Courtney described the business saying, “Imagine something you want to build. We can make it a reality by starting with a blueprint on paper. We then design a 3-D model to make it tangible using computer numerical control (CNC) program code to shape stock materials like metal, plastic, wood or other materials into customized parts.”
OQM makes everything from coffee cups and furniture to parts for rockets, automobiles and the medical industry. “We have designed engine parts as well as pieces to be placed into a patient’s spine. It is always something different,” Courtney said. Since they opened, they have already added two additional CNC machines and hired two additional employees.
Accomplishments with UW-Parkside SBDC
- Financial projections
- Business Strategy
THE GIVING BACK
Now that Courtney has accomplished his dream of opening his own CNC machine shop, he looks forward to fulfilling another dream: giving back to his community. Courtney is partnering with a Milwaukee Area Technical College (MATC) instructor to introduce a 16-week training course that will equip the young, old, unemployed and underemployed with a new job skill. This skill can bring individuals the chance to earn a living wage. Courtney will be responsible for the second half of the course which will introduce students to ordering metal, writing program code, developing 3-D models and utilizing the CNC machines to create objects. Courtney graduated from MATC with a CNC certification, so he views the new class as a great way to give back to the community. “Part of my mission is to change lives and neighborhoods,” he said.
Courtney made the choice to overcome some very tough experiences growing up. Besides a lack of support from home, theft, crime and murder were things he saw often in his community. “At a young age, I would cut grass, pull weeds and shovel snow to earn money to buy food and a Christmas tree for my siblings,” he said. “I knew I had to have street smarts to survive, and I happened to be good at math, science and art, so school became my escape. These skills gave me a chance at a real career, and I want to pass this chance onto others.”
In June of 2020, the co-owners came to the UW-Parkside Small Business Development Center (SBDC) where they collaborated with consultant Mary Fischer-Tracy. “Mary was helpful and very knowledgeable. Her guidance on financial projections and business strategy truly helped me realize my vision,” Courtney said.
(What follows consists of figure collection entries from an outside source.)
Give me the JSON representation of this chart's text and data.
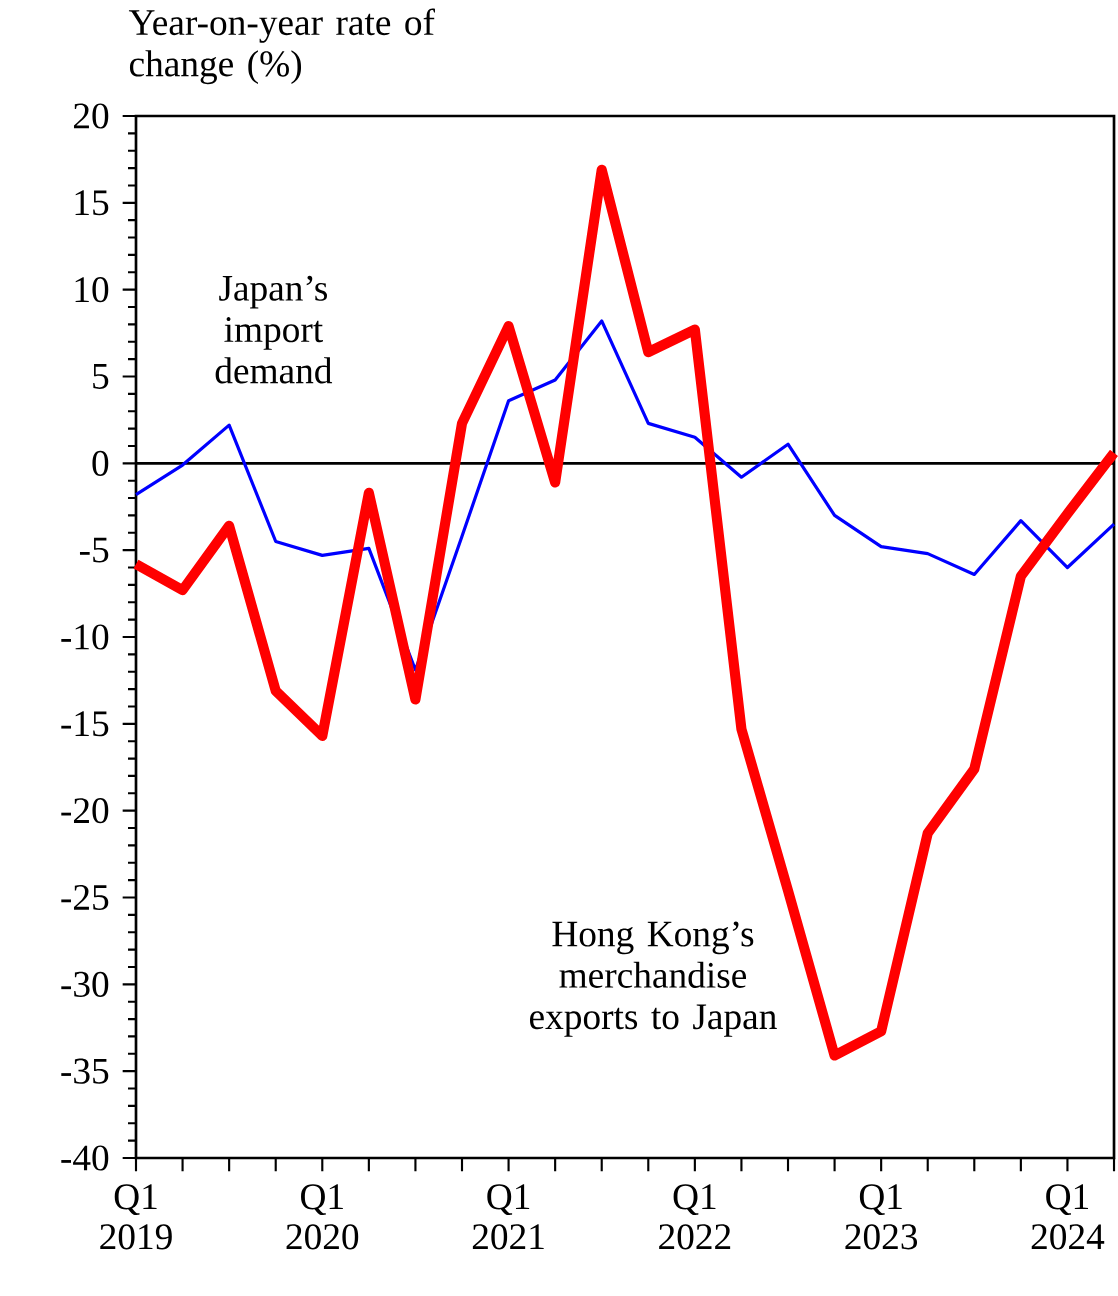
{
  "chart_data": {
    "type": "line",
    "ylabel": "Year-on-year rate of change (%)",
    "categories": [
      "Q1 2019",
      null,
      null,
      null,
      "Q1 2020",
      null,
      null,
      null,
      "Q1 2021",
      null,
      null,
      null,
      "Q1 2022",
      null,
      null,
      null,
      "Q1 2023",
      null,
      null,
      null,
      "Q1 2024",
      null
    ],
    "series": [
      {
        "color": "#0000ff",
        "values": [
          -1.8,
          -0.1,
          2.2,
          -4.5,
          -5.3,
          -4.9,
          -11.9,
          -4.2,
          3.6,
          4.8,
          8.2,
          2.3,
          1.5,
          -0.8,
          1.1,
          -3.0,
          -4.8,
          -5.2,
          -6.4,
          -3.3,
          -6.0,
          -3.5
        ]
      },
      {
        "color": "#ff0000",
        "values": [
          -5.8,
          -7.3,
          -3.6,
          -13.1,
          -15.7,
          -1.7,
          -13.6,
          2.3,
          7.9,
          -1.1,
          16.9,
          6.4,
          7.7,
          -15.3,
          -24.6,
          -34.1,
          -32.7,
          -21.3,
          -17.6,
          -6.5,
          -2.9,
          0.6
        ]
      }
    ],
    "annotations": [
      "Japan’s import demand",
      "Hong Kong’s merchandise exports to Japan"
    ],
    "ylim": [
      -40,
      20
    ],
    "yticks": [
      -40,
      -35,
      -30,
      -25,
      -20,
      -15,
      -10,
      -5,
      0,
      5,
      10,
      15,
      20
    ],
    "ref_lines": [
      {
        "axis": "y",
        "value": 0,
        "color": "#000000"
      }
    ]
  }
}
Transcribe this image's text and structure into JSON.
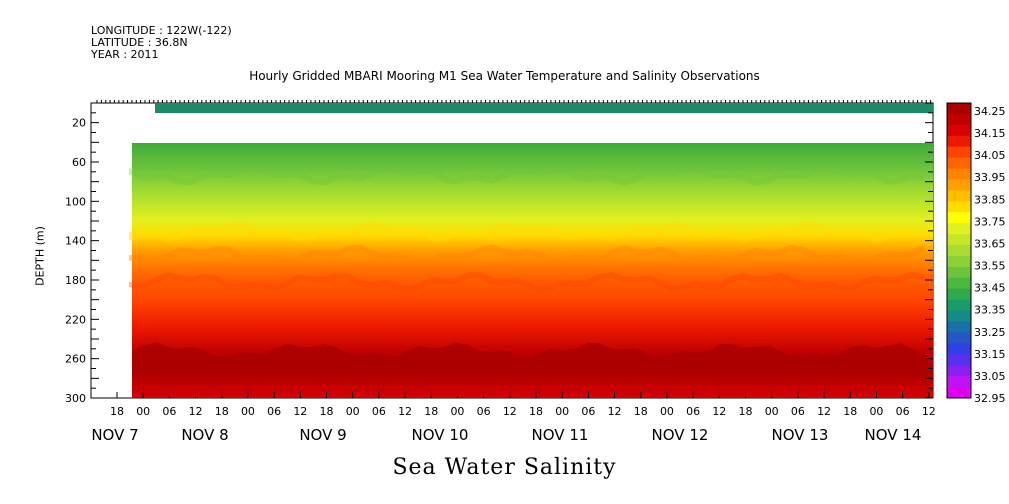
{
  "header": {
    "longitude": "LONGITUDE : 122W(-122)",
    "latitude": "LATITUDE : 36.8N",
    "year": "YEAR : 2011"
  },
  "chart_data": {
    "type": "heatmap",
    "title": "Hourly Gridded MBARI Mooring M1 Sea Water Temperature and Salinity Observations",
    "xlabel": "Sea Water Salinity",
    "ylabel": "DEPTH (m)",
    "ylim": [
      300,
      0
    ],
    "y_ticks": [
      20,
      60,
      100,
      140,
      180,
      220,
      260,
      300
    ],
    "x_ticks": [
      "18",
      "00",
      "06",
      "12",
      "18",
      "00",
      "06",
      "12",
      "18",
      "00",
      "06",
      "12",
      "18",
      "00",
      "06",
      "12",
      "18",
      "00",
      "06",
      "12",
      "18",
      "00",
      "06",
      "12",
      "18",
      "00",
      "06",
      "12",
      "18",
      "00",
      "06",
      "12"
    ],
    "day_labels": [
      "NOV  7",
      "NOV  8",
      "NOV  9",
      "NOV 10",
      "NOV 11",
      "NOV 12",
      "NOV 13",
      "NOV 14"
    ],
    "colorbar": {
      "labels": [
        "34.25",
        "34.15",
        "34.05",
        "33.95",
        "33.85",
        "33.75",
        "33.65",
        "33.55",
        "33.45",
        "33.35",
        "33.25",
        "33.15",
        "33.05",
        "32.95"
      ],
      "colors": [
        "#aa0000",
        "#c00000",
        "#d80000",
        "#ee1a00",
        "#ff4400",
        "#ff6400",
        "#ff8400",
        "#ffa000",
        "#ffbe00",
        "#ffdc00",
        "#ffff00",
        "#e0f020",
        "#c6e628",
        "#a8dc30",
        "#8cd236",
        "#6cc43c",
        "#4cb83c",
        "#30aa4c",
        "#1a9c6a",
        "#168a88",
        "#1870a8",
        "#2458c8",
        "#3040e4",
        "#5830f0",
        "#8a20f2",
        "#c012f4",
        "#dd00ee"
      ]
    },
    "depth_profile": [
      {
        "depth": 8,
        "salinity": 33.3
      },
      {
        "depth": 40,
        "salinity": 33.5
      },
      {
        "depth": 70,
        "salinity": 33.6
      },
      {
        "depth": 100,
        "salinity": 33.7
      },
      {
        "depth": 130,
        "salinity": 33.8
      },
      {
        "depth": 150,
        "salinity": 34.0
      },
      {
        "depth": 180,
        "salinity": 34.05
      },
      {
        "depth": 220,
        "salinity": 34.15
      },
      {
        "depth": 260,
        "salinity": 34.25
      },
      {
        "depth": 300,
        "salinity": 34.2
      }
    ]
  }
}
“We lease a 2800 square-foot workshop and office space from Lloyd Levin, who introduced us to the Wisconsin Women’s Business Initiative Corporation (WWBIC). WWBIC assisted us in creating our business plan to pitch to lenders, and we were ultimately awarded an SBA loan to use in the purchase of our start-up equipment,” he said.
Like most small businesses, OQM had to overcome, and continues to overcome, obstacles along their journey. “One challenge is simply informing people about what this industry does. I feel like a trailblazer,” Courtney said. The Tates are ramping up marketing to spread the word that they exist, right in the heart of Milwaukee. Another challenge is working in a field dominated by white males. “Sometimes it is an issue just finding people who want to work with me since I am not a white male,” Courtney shared.
However, Courtney and Erica are determined to grow their business. “I want to hire more folks, so I can help improve lives and give people a chance to earn real income. In the future, we even hope to offer franchising opportunities so others can enjoy entrepreneurship. The thing I love most is the freedom to do my art the way I want to. I can control the business processes without getting approval or permission. I would love to give someone else the chance to fly the way they want to fly as well. I am not dead or in jail. I did it! I can relate to kids who are lost or who carry guns, and I am ready to meet them where they are. Those kids can now complete schooling and get on the job training with our help.”
Best of luck to OQM as they continue to grow and improve lives and neighborhoods!